EngineerGaming@feddit.nl on 30 Aug 21:25 collapse

The problem is actually further - it’s that they push people to use Signal on mobile.

In the official desktop client, there is no option to register (even though it would likely be not that hard to add a box accepting a verification code), they tell you to use it in the mobile app instead. All while far from all phones can have privacy-respecting OSes installed on them at all.

Yes, there are ways around (Signal-cli or an Android VM - and even then you have to use Molly since the official client requires you to scan a QR rather than following a link). But arbitrarily directing people to a platform that is harder to make private is nonetheless weird.

beSyl@slrpnk.net on 30 Aug 11:46 collapse

The thing I hate about signal is the UI. Everything looks way too big on my device. WhatsApp, for example, holds 2 more chats, and the messages themselves are tidier.

This may seem like it’s not a big deal, but UI is absolutely crucial on order to get people to actually use the app. I moved a few people to signal but they just hated the way it looks. “seems like an app for old people, font too big”. I can see that. They moved back to insta/WhatsApp.

I think some small and easy UI changes could make the app much better: just give us a “compact” mode.

ChairmanMeow@programming.dev on 30 Aug 13:06 collapse

Both WhatsApp and Signal show the same amount of chats to me (9 for both). WhatsApp does show a small sliver of a tenth chat, but it’s not really properly visible. There is a compact mode for the navigation bar in Signal, which helps a bit here.

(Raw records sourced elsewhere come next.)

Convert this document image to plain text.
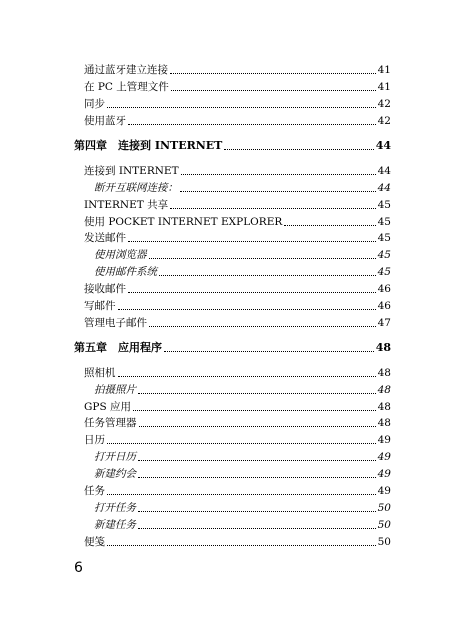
通过蓝牙建立连接	41
在 PC 上管理文件	41
同步	42
使用蓝牙	42
第四章　连接到 INTERNET	44
连接到 INTERNET	44
断开互联网连接：	44
INTERNET 共享	45
使用 POCKET INTERNET EXPLORER	45
发送邮件	45
使用浏览器	45
使用邮件系统	45
接收邮件	46
写邮件	46
管理电子邮件	47
第五章　应用程序	48
照相机	48
拍摄照片	48
GPS 应用	48
任务管理器	48
日历	49
打开日历	49
新建约会	49
任务	49
打开任务	50
新建任务	50
便笺	50
6
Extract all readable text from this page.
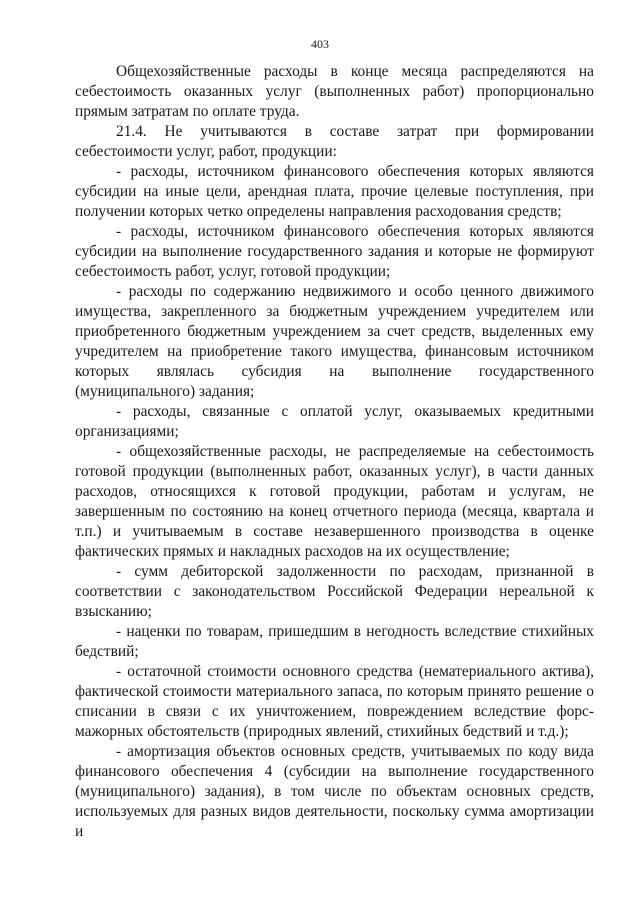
403

Общехозяйственные расходы в конце месяца распределяются на себестоимость оказанных услуг (выполненных работ) пропорционально прямым затратам по оплате труда.

21.4. Не учитываются в составе затрат при формировании себестоимости услуг, работ, продукции:

- расходы, источником финансового обеспечения которых являются субсидии на иные цели, арендная плата, прочие целевые поступления, при получении которых четко определены направления расходования средств;

- расходы, источником финансового обеспечения которых являются субсидии на выполнение государственного задания и которые не формируют себестоимость работ, услуг, готовой продукции;

- расходы по содержанию недвижимого и особо ценного движимого имущества, закрепленного за бюджетным учреждением учредителем или приобретенного бюджетным учреждением за счет средств, выделенных ему учредителем на приобретение такого имущества, финансовым источником которых являлась субсидия на выполнение государственного (муниципального) задания;

- расходы, связанные с оплатой услуг, оказываемых кредитными организациями;

- общехозяйственные расходы, не распределяемые на себестоимость готовой продукции (выполненных работ, оказанных услуг), в части данных расходов, относящихся к готовой продукции, работам и услугам, не завершенным по состоянию на конец отчетного периода (месяца, квартала и т.п.) и учитываемым в составе незавершенного производства в оценке фактических прямых и накладных расходов на их осуществление;

- сумм дебиторской задолженности по расходам, признанной в соответствии с законодательством Российской Федерации нереальной к взысканию;

- наценки по товарам, пришедшим в негодность вследствие стихийных бедствий;

- остаточной стоимости основного средства (нематериального актива), фактической стоимости материального запаса, по которым принято решение о списании в связи с их уничтожением, повреждением вследствие форс-мажорных обстоятельств (природных явлений, стихийных бедствий и т.д.);

- амортизация объектов основных средств, учитываемых по коду вида финансового обеспечения 4 (субсидии на выполнение государственного (муниципального) задания), в том числе по объектам основных средств, используемых для разных видов деятельности, поскольку сумма амортизации и
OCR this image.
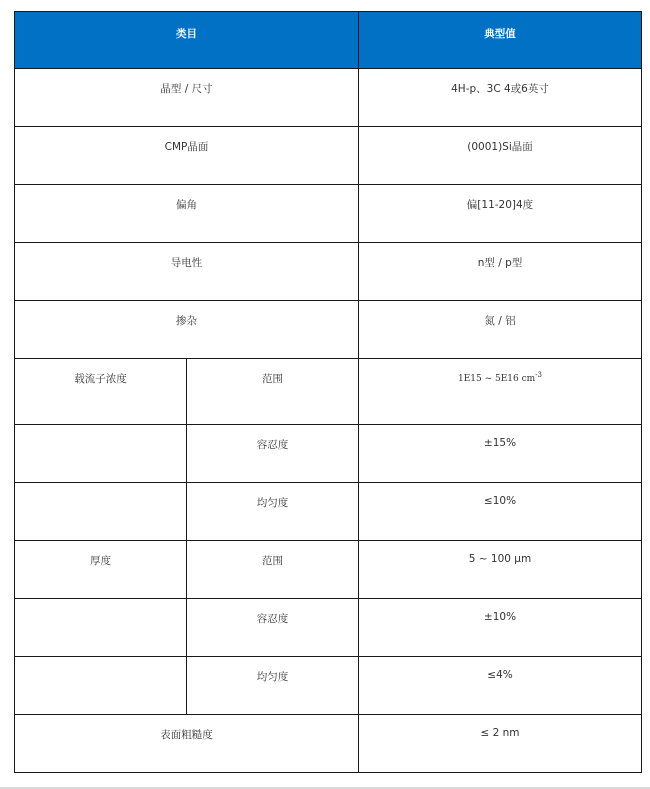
类目		典型值
晶型 / 尺寸		4H-p、3C 4或6英寸
CMP晶面		(0001)Si晶面
偏角		偏[11-20]4度
导电性		n型 / p型
掺杂		氮 / 铝
载流子浓度	范围	1E15 ~ 5E16 $cm^{-3}$
	容忍度	±15%
	均匀度	≤10%
厚度	范围	5 ~ 100 μm
	容忍度	±10%
	均匀度	≤4%
表面粗糙度		≤ 2 nm
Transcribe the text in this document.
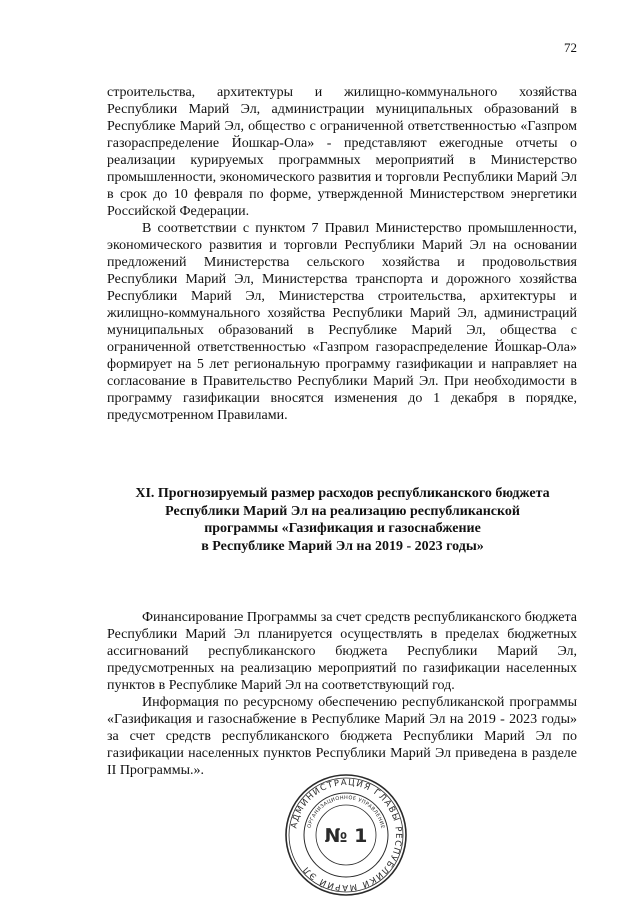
72

строительства, архитектуры и жилищно-коммунального хозяйства Республики Марий Эл, администрации муниципальных образований в Республике Марий Эл, общество с ограниченной ответственностью «Газпром газораспределение Йошкар-Ола» - представляют ежегодные отчеты о реализации курируемых программных мероприятий в Министерство промышленности, экономического развития и торговли Республики Марий Эл в срок до 10 февраля по форме, утвержденной Министерством энергетики Российской Федерации.

В соответствии с пунктом 7 Правил Министерство промышленности, экономического развития и торговли Республики Марий Эл на основании предложений Министерства сельского хозяйства и продовольствия Республики Марий Эл, Министерства транспорта и дорожного хозяйства Республики Марий Эл, Министерства строительства, архитектуры и жилищно-коммунального хозяйства Республики Марий Эл, администраций муниципальных образований в Республике Марий Эл, общества с ограниченной ответственностью «Газпром газораспределение Йошкар-Ола» формирует на 5 лет региональную программу газификации и направляет на согласование в Правительство Республики Марий Эл. При необходимости в программу газификации вносятся изменения до 1 декабря в порядке, предусмотренном Правилами.

XI. Прогнозируемый размер расходов республиканского бюджета
Республики Марий Эл на реализацию республиканской
программы «Газификация и газоснабжение
в Республике Марий Эл на 2019 - 2023 годы»

Финансирование Программы за счет средств республиканского бюджета Республики Марий Эл планируется осуществлять в пределах бюджетных ассигнований республиканского бюджета Республики Марий Эл, предусмотренных на реализацию мероприятий по газификации населенных пунктов в Республике Марий Эл на соответствующий год.

Информация по ресурсному обеспечению республиканской программы «Газификация и газоснабжение в Республике Марий Эл на 2019 - 2023 годы» за счет средств республиканского бюджета Республики Марий Эл по газификации населенных пунктов Республики Марий Эл приведена в разделе II Программы.».

АДМИНИСТРАЦИЯ ГЛАВЫ РЕСПУБЛИКИ МАРИЙ ЭЛ
ОРГАНИЗАЦИОННОЕ УПРАВЛЕНИЕ
№ 1
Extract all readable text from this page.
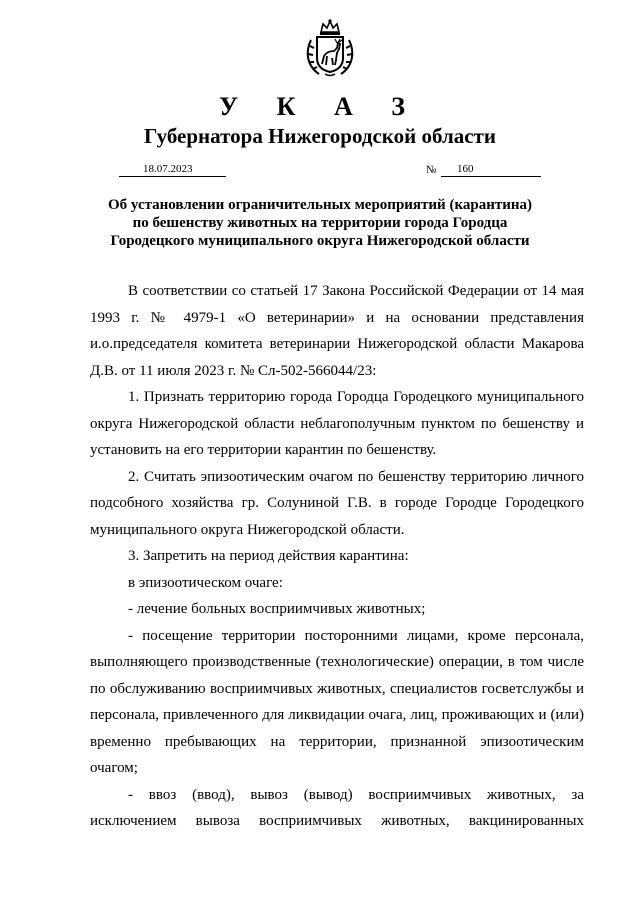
У К А З
Губернатора Нижегородской области
18.07.2023	№	160
Об установлении ограничительных мероприятий (карантина)
по бешенству животных на территории города Городца
Городецкого муниципального округа Нижегородской области

В соответствии со статьей 17 Закона Российской Федерации от 14 мая 1993 г. № 4979-1 «О ветеринарии» и на основании представления и.о.председателя комитета ветеринарии Нижегородской области Макарова Д.В. от 11 июля 2023 г. № Сл-502-566044/23:

1. Признать территорию города Городца Городецкого муниципального округа Нижегородской области неблагополучным пунктом по бешенству и установить на его территории карантин по бешенству.

2. Считать эпизоотическим очагом по бешенству территорию личного подсобного хозяйства гр. Солуниной Г.В. в городе Городце Городецкого муниципального округа Нижегородской области.

3. Запретить на период действия карантина:

в эпизоотическом очаге:

- лечение больных восприимчивых животных;

- посещение территории посторонними лицами, кроме персонала, выполняющего производственные (технологические) операции, в том числе по обслуживанию восприимчивых животных, специалистов госветслужбы и персонала, привлеченного для ликвидации очага, лиц, проживающих и (или) временно пребывающих на территории, признанной эпизоотическим очагом;

- ввоз (ввод), вывоз (вывод) восприимчивых животных, за исключением вывоза восприимчивых животных, вакцинированных
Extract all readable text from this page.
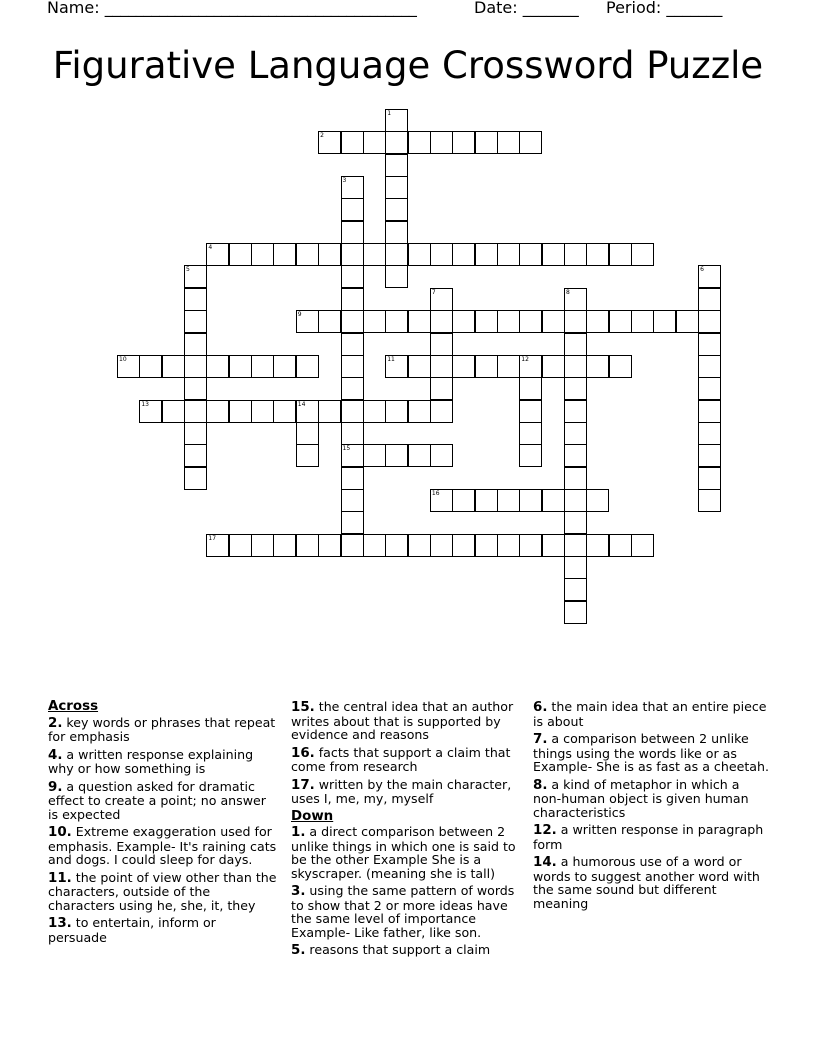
Name: ________________________________________	Date: _______ Period: _______
Figurative Language Crossword Puzzle
1
2
3
15
4
5	6
7	8
9
10	11	12
13	14
16
17
Across
2. key words or phrases that repeat for emphasis
4. a written response explaining why or how something is
9. a question asked for dramatic effect to create a point; no answer is expected
10. Extreme exaggeration used for emphasis. Example- It's raining cats and dogs. I could sleep for days.
11. the point of view other than the characters, outside of the characters using he, she, it, they
13. to entertain, inform or persuade
15. the central idea that an author writes about that is supported by evidence and reasons
16. facts that support a claim that come from research
17. written by the main character, uses I, me, my, myself
Down
1. a direct comparison between 2 unlike things in which one is said to be the other Example She is a skyscraper. (meaning she is tall)
3. using the same pattern of words to show that 2 or more ideas have the same level of importance Example- Like father, like son.
5. reasons that support a claim
6. the main idea that an entire piece is about
7. a comparison between 2 unlike things using the words like or as Example- She is as fast as a cheetah.
8. a kind of metaphor in which a non-human object is given human characteristics
12. a written response in paragraph form
14. a humorous use of a word or words to suggest another word with the same sound but different meaning
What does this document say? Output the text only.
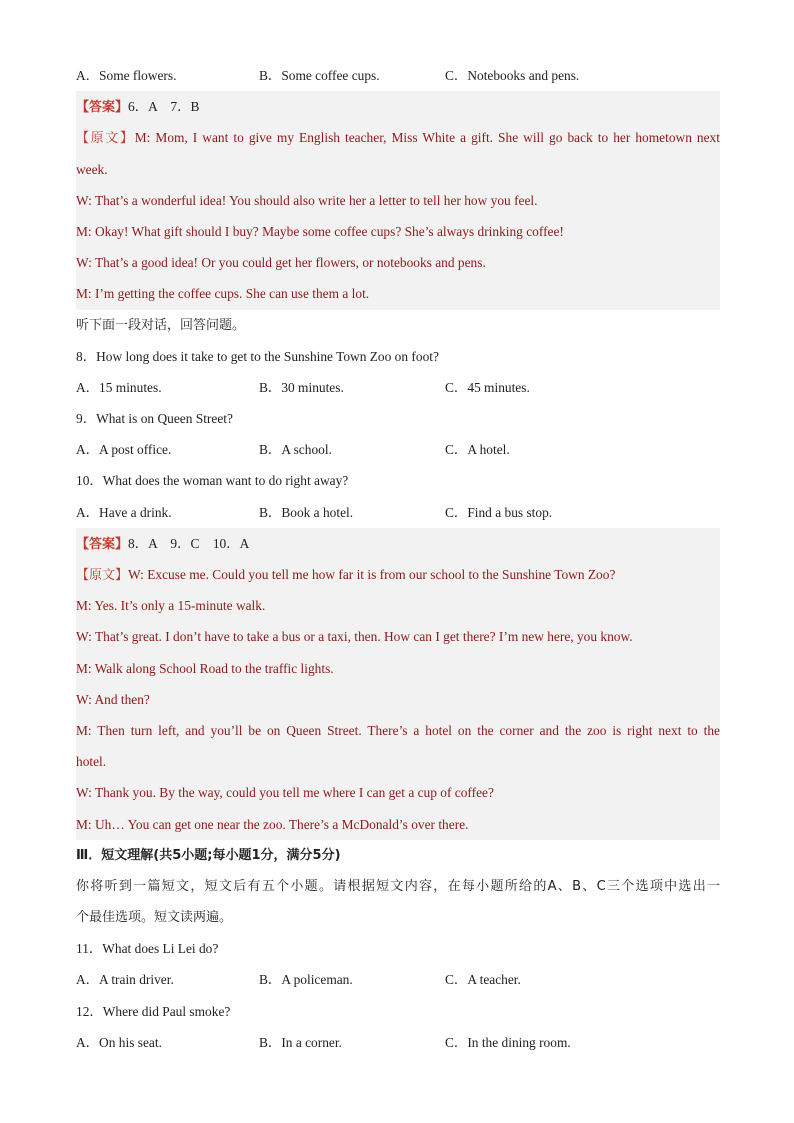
A．Some flowers.	B．Some coffee cups.	C．Notebooks and pens.
【答案】6．A　7．B
【原文】M: Mom, I want to give my English teacher, Miss White a gift. She will go back to her hometown next
week.
W: That’s a wonderful idea! You should also write her a letter to tell her how you feel.
M: Okay! What gift should I buy? Maybe some coffee cups? She’s always drinking coffee!
W: That’s a good idea! Or you could get her flowers, or notebooks and pens.
M: I’m getting the coffee cups. She can use them a lot.
听下面一段对话，回答问题。
8．How long does it take to get to the Sunshine Town Zoo on foot?
A．15 minutes.	B．30 minutes.	C．45 minutes.
9．What is on Queen Street?
A．A post office.	B．A school.	C．A hotel.
10．What does the woman want to do right away?
A．Have a drink.	B．Book a hotel.	C．Find a bus stop.
【答案】8．A　9．C　10．A
【原文】W: Excuse me. Could you tell me how far it is from our school to the Sunshine Town Zoo?
M: Yes. It’s only a 15-minute walk.
W: That’s great. I don’t have to take a bus or a taxi, then. How can I get there? I’m new here, you know.
M: Walk along School Road to the traffic lights.
W: And then?
M: Then turn left, and you’ll be on Queen Street. There’s a hotel on the corner and the zoo is right next to the
hotel.
W: Thank you. By the way, could you tell me where I can get a cup of coffee?
M: Uh… You can get one near the zoo. There’s a McDonald’s over there.
Ⅲ．短文理解(共5小题;每小题1分，满分5分)
你将听到一篇短文，短文后有五个小题。请根据短文内容，在每小题所给的A、B、C三个选项中选出一
个最佳选项。短文读两遍。
11．What does Li Lei do?
A．A train driver.	B．A policeman.	C．A teacher.
12．Where did Paul smoke?
A．On his seat.	B．In a corner.	C．In the dining room.
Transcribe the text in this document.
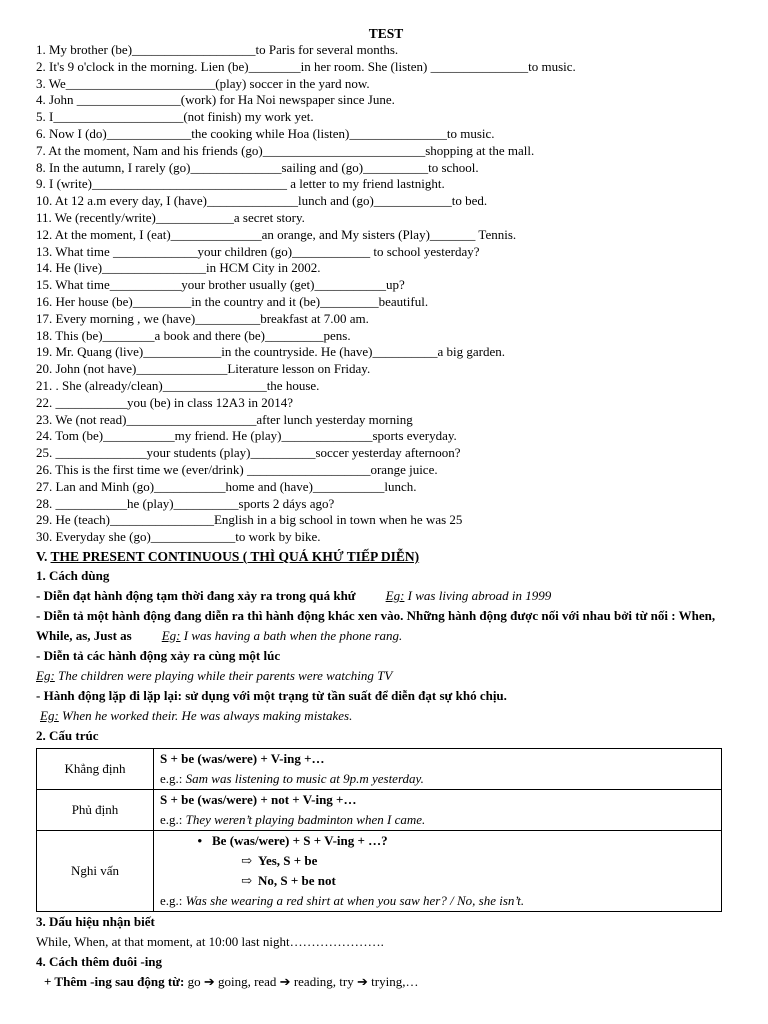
TEST
1. My brother (be)___________________to Paris for several months.
2. It's 9 o'clock in the morning. Lien (be)________in her room. She (listen) _______________to music.
3. We_______________________(play) soccer in the yard now.
4. John ________________(work) for Ha Noi newspaper since June.
5. I____________________(not finish) my work yet.
6. Now I (do)_____________the cooking while Hoa (listen)_______________to music.
7. At the moment, Nam and his friends (go)_________________________shopping at the mall.
8. In the autumn, I rarely (go)______________sailing and (go)__________to school.
9. I (write)______________________________ a letter to my friend lastnight.
10. At 12 a.m every day, I (have)______________lunch and (go)____________to bed.
11. We (recently/write)____________a secret story.
12. At the moment, I (eat)______________an orange, and My sisters (Play)_______ Tennis.
13. What time _____________your children (go)____________ to school yesterday?
14. He (live)________________in HCM City in 2002.
15. What time___________your brother usually (get)___________up?
16. Her house (be)_________in the country and it (be)_________beautiful.
17. Every morning , we (have)__________breakfast at 7.00 am.
18. This (be)________a book and there (be)_________pens.
19. Mr. Quang (live)____________in the countryside. He (have)__________a big garden.
20. John (not have)______________Literature lesson on Friday.
21. . She (already/clean)________________the house.
22. ___________you (be) in class 12A3 in 2014?
23. We (not read)____________________after lunch yesterday morning
24. Tom (be)___________my friend. He (play)______________sports everyday.
25. ______________your students (play)__________soccer yesterday afternoon?
26. This is the first time we (ever/drink) ___________________orange juice.
27. Lan and Minh (go)___________home and (have)___________lunch.
28. ___________he (play)__________sports 2 dáys ago?
29. He (teach)________________English in a big school in town when he was 25
30. Everyday she (go)_____________to work by bike.
V. THE PRESENT CONTINUOUS ( THÌ QUÁ KHỨ TIẾP DIỄN)
1. Cách dùng
- Diễn đạt hành động tạm thời đang xảy ra trong quá khứ Eg: I was living abroad in 1999
- Diễn tả một hành động đang diễn ra thì hành động khác xen vào. Những hành động được nối với nhau bởi từ nối : When, While, as, Just as Eg: I was having a bath when the phone rang.
- Diễn tả các hành động xảy ra cùng một lúc
Eg: The children were playing while their parents were watching TV
- Hành động lặp đi lặp lại: sử dụng với một trạng từ tần suất để diễn đạt sự khó chịu.
Eg: When he worked their. He was always making mistakes.
2. Cấu trúc
Khẳng định	S + be (was/were) + V-ing +…
e.g.: Sam was listening to music at 9p.m yesterday.

Phủ định	S + be (was/were) + not + V-ing +…
e.g.: They weren’t playing badminton when I came.

Nghi vấn	• Be (was/were) + S + V-ing + …?
⇨ Yes, S + be
⇨ No, S + be not
e.g.: Was she wearing a red shirt at when you saw her? / No, she isn’t.
3. Dấu hiệu nhận biết
While, When, at that moment, at 10:00 last night………………….
4. Cách thêm đuôi -ing
+ Thêm -ing sau động từ: go ➔ going, read ➔ reading, try ➔ trying,…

From what I can see there’s slightly more whitespace between chats, and Signal uses the full height for the chat (eg same size as the picture), whereas WhatsApp uses whitespace above and below, pushing the name and message preview together.

In chats the sizes seem about the same to me, but Signal colouring messages might make it appear a bit more bloated perhaps? Not sure.

beSyl@slrpnk.net on 30 Aug 13:58 collapse

For me, I can see 7 chats on signal, 9 chats on WhatsApp. There are tons of wasted space on signal for me. It just looks bad.